Training Global Talent and National Staff

The construction industry is a community-based industry, and the success or failure of local business, be it in Japan or overseas, depends on a company’s ability to build a solid network of partner companies, clients, designers, suppliers and subcontractors, and local staff. In particular, in the overseas construction business, the company’s goal is to train national staff (locally hired staff) who will become future executive candidates, and to promote the further localization of overseas subsidiaries to create a business model that handles both Japanese and local businesses. Therefore, it is important to train not only Japanese employees stationed overseas but also staff of local subsidiaries.

International staff must understand the legal systems, business practices, lifestyles, ways of thinking, and values of the respective countries they are involved with.

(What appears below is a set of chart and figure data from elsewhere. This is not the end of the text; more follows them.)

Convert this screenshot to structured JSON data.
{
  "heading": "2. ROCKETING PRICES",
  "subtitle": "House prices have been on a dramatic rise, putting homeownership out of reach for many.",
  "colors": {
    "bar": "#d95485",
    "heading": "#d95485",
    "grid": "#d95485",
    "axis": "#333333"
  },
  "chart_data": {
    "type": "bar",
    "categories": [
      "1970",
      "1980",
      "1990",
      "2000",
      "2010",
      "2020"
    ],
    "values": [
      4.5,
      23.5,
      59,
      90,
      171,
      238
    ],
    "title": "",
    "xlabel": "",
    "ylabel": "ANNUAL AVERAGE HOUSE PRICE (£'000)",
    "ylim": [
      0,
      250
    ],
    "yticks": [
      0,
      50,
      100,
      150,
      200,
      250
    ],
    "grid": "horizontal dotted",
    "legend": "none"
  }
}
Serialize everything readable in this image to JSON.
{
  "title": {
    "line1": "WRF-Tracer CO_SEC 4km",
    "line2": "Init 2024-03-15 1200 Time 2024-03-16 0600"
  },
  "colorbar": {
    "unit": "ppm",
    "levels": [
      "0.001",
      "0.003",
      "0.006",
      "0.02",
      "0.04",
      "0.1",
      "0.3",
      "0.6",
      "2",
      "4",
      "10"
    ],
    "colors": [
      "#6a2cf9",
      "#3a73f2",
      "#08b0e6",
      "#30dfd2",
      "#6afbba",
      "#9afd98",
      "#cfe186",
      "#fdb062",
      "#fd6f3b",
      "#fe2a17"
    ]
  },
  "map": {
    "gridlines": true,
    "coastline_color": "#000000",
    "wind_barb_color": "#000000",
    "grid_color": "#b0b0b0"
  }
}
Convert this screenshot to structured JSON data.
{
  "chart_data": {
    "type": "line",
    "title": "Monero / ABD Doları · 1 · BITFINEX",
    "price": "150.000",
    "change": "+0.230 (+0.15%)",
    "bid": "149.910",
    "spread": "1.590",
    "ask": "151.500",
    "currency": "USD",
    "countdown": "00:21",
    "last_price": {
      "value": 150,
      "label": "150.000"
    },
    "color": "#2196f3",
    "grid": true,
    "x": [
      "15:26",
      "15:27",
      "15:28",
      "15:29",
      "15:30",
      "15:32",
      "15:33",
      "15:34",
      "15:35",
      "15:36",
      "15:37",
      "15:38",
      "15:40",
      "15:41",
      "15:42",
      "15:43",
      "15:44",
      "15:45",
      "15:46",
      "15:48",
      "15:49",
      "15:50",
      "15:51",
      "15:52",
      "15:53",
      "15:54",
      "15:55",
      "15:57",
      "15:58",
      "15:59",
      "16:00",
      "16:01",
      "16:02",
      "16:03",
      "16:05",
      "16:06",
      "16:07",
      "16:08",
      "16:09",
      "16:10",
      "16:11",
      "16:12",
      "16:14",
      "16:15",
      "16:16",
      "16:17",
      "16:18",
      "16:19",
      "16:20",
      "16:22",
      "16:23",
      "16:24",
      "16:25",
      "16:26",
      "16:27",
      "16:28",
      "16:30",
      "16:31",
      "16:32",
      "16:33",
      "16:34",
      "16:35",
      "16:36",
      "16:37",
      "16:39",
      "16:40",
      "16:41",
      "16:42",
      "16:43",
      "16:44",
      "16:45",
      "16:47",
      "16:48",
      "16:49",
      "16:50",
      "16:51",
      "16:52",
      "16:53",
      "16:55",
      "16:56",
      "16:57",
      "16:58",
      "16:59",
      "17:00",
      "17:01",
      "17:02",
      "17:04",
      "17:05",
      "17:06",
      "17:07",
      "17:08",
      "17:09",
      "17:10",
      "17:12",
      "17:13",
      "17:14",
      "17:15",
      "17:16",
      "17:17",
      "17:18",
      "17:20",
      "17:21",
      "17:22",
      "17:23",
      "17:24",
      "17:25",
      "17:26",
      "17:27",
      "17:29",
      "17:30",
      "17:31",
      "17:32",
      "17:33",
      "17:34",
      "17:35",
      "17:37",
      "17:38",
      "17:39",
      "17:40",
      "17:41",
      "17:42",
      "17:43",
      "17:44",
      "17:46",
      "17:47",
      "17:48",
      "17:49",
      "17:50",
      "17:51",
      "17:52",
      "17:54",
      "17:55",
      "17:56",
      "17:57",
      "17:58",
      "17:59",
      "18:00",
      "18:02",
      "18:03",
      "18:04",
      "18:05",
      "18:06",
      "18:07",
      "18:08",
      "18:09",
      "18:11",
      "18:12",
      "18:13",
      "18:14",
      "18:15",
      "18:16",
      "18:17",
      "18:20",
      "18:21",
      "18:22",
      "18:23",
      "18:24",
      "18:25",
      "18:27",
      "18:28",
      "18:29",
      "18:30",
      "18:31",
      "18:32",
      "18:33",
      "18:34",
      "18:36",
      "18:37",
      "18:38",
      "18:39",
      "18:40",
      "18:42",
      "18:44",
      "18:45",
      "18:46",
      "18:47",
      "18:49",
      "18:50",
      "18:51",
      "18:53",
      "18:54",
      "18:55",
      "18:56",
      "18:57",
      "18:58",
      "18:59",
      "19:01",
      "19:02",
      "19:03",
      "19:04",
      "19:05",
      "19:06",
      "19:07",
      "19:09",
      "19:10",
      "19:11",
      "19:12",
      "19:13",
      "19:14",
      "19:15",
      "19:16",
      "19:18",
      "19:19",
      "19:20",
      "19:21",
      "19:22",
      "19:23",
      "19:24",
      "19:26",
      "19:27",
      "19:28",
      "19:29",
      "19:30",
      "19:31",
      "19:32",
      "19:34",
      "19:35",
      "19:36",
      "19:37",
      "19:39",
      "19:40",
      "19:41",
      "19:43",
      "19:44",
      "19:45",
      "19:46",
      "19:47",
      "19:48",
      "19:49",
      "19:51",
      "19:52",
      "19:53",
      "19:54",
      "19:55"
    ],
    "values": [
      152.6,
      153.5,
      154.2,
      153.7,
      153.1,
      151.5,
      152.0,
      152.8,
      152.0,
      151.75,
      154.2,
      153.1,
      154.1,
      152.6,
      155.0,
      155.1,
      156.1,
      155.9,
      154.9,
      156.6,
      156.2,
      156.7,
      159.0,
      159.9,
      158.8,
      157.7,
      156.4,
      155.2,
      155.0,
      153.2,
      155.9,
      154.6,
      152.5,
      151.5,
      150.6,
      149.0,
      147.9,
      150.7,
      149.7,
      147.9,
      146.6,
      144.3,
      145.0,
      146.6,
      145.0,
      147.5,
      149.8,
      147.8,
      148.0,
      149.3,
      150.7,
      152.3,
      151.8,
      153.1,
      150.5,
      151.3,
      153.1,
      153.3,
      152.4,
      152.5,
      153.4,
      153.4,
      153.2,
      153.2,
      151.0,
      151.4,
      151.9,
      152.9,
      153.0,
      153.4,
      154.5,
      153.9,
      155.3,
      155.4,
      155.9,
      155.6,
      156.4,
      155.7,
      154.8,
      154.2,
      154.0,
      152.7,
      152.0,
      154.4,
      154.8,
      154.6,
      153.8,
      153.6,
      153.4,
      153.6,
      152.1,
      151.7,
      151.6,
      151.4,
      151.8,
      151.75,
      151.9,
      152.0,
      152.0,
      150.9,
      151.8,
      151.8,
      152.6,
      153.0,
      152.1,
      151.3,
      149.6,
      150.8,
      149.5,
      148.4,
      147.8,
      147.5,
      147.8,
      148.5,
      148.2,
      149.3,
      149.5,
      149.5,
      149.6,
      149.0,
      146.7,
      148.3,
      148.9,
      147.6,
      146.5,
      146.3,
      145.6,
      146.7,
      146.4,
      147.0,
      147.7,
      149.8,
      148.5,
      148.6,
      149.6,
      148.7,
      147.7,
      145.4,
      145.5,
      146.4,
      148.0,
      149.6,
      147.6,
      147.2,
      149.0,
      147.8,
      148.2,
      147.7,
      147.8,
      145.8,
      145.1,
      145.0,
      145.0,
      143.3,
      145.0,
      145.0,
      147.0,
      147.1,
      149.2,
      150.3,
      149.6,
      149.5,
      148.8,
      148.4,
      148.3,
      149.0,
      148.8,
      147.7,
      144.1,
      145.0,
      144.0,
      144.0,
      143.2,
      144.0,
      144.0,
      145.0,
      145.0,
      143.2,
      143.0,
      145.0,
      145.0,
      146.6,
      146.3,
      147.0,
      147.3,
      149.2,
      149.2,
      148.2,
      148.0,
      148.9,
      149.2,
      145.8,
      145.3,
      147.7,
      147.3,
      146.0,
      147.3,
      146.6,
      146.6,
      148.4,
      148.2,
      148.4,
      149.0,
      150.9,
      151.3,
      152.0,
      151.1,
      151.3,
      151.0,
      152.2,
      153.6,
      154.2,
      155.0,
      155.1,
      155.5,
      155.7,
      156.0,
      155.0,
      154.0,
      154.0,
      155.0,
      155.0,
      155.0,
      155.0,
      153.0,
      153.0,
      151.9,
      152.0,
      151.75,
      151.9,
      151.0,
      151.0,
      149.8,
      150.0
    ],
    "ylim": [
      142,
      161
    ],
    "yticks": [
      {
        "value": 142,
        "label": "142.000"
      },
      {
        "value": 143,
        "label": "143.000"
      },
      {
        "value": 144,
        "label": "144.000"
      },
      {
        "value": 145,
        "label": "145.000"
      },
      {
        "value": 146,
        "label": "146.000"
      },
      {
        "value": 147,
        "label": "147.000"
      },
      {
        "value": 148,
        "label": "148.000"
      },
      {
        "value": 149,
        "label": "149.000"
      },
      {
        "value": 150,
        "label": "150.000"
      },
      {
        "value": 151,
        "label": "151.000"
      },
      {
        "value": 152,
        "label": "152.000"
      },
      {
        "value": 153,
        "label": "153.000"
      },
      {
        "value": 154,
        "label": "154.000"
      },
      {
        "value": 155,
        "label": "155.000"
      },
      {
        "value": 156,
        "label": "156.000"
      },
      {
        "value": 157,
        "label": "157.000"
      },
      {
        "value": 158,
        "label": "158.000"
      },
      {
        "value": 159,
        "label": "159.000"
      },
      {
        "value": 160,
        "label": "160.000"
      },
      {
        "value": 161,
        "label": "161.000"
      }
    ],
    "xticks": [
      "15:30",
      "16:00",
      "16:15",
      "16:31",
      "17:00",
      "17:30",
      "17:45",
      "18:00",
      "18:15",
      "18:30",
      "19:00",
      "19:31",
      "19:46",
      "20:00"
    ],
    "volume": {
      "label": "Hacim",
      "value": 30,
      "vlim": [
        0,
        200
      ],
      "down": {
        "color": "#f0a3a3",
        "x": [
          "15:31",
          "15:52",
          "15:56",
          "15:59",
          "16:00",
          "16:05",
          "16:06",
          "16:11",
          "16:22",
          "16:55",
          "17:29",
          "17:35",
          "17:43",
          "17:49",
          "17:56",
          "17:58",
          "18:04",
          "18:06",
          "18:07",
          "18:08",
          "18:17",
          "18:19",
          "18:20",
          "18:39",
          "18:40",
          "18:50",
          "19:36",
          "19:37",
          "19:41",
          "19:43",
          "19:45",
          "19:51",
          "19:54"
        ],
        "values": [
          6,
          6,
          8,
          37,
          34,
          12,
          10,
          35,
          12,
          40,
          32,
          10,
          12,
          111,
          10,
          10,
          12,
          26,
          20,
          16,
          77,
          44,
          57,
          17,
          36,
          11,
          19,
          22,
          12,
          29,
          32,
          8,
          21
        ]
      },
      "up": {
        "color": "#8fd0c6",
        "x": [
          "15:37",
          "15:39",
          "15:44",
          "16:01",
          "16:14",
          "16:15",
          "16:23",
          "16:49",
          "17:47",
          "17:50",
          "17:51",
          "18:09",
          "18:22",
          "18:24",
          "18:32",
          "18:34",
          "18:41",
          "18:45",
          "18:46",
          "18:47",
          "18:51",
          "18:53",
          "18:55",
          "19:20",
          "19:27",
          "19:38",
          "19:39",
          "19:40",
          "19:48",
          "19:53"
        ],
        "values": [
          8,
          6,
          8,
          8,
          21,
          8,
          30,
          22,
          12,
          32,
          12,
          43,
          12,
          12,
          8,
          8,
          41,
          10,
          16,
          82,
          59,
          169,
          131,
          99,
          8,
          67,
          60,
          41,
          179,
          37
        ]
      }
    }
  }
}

Obayashi Corporation seeks global leaders who have the skills necessary to promote overseas strategies and who can demonstrate leadership and lead the organization. The Global Leadership Training Program is designed for selected associate-level employees who have been with the company for around four to ten years to teach them basic knowledge necessary for global business and to make them aware of the issues they will individually face.

Several young staff members from overseas group subsidiaries are also selected every year to receive Japanese language training locally and are then dispatched to Japan for a period of one to three years. The purpose of the training is for national staff to learn Japanese construction techniques and establish human network in Japan. The training also enhances motivation, as personnel who complete the training are often subsequently promoted to executive positions in group subsidiaries.

For example, Thai Obayashi, which was founded in 1974 and was preceded by Obayashi Corporation’s representative office in Bangkok, has continuously sent national staff to Japan since 1977 to instill the Obayashi DNA. In 2003, President Sompong Cintawongvanich, a Thai national with experience working at Japanese construction sites, was appointed the first non-Japanese president of an Obayashi local subsidiary. Through collaboration with Obayashi Corporation, Thai Obayashi has grown to become a leading company in the Thai construction industry. In recent years, contracts from non-Japanese companies account for 80 percent of Thai Obayashi’s sales. This is a concrete example of a successful targeted business model.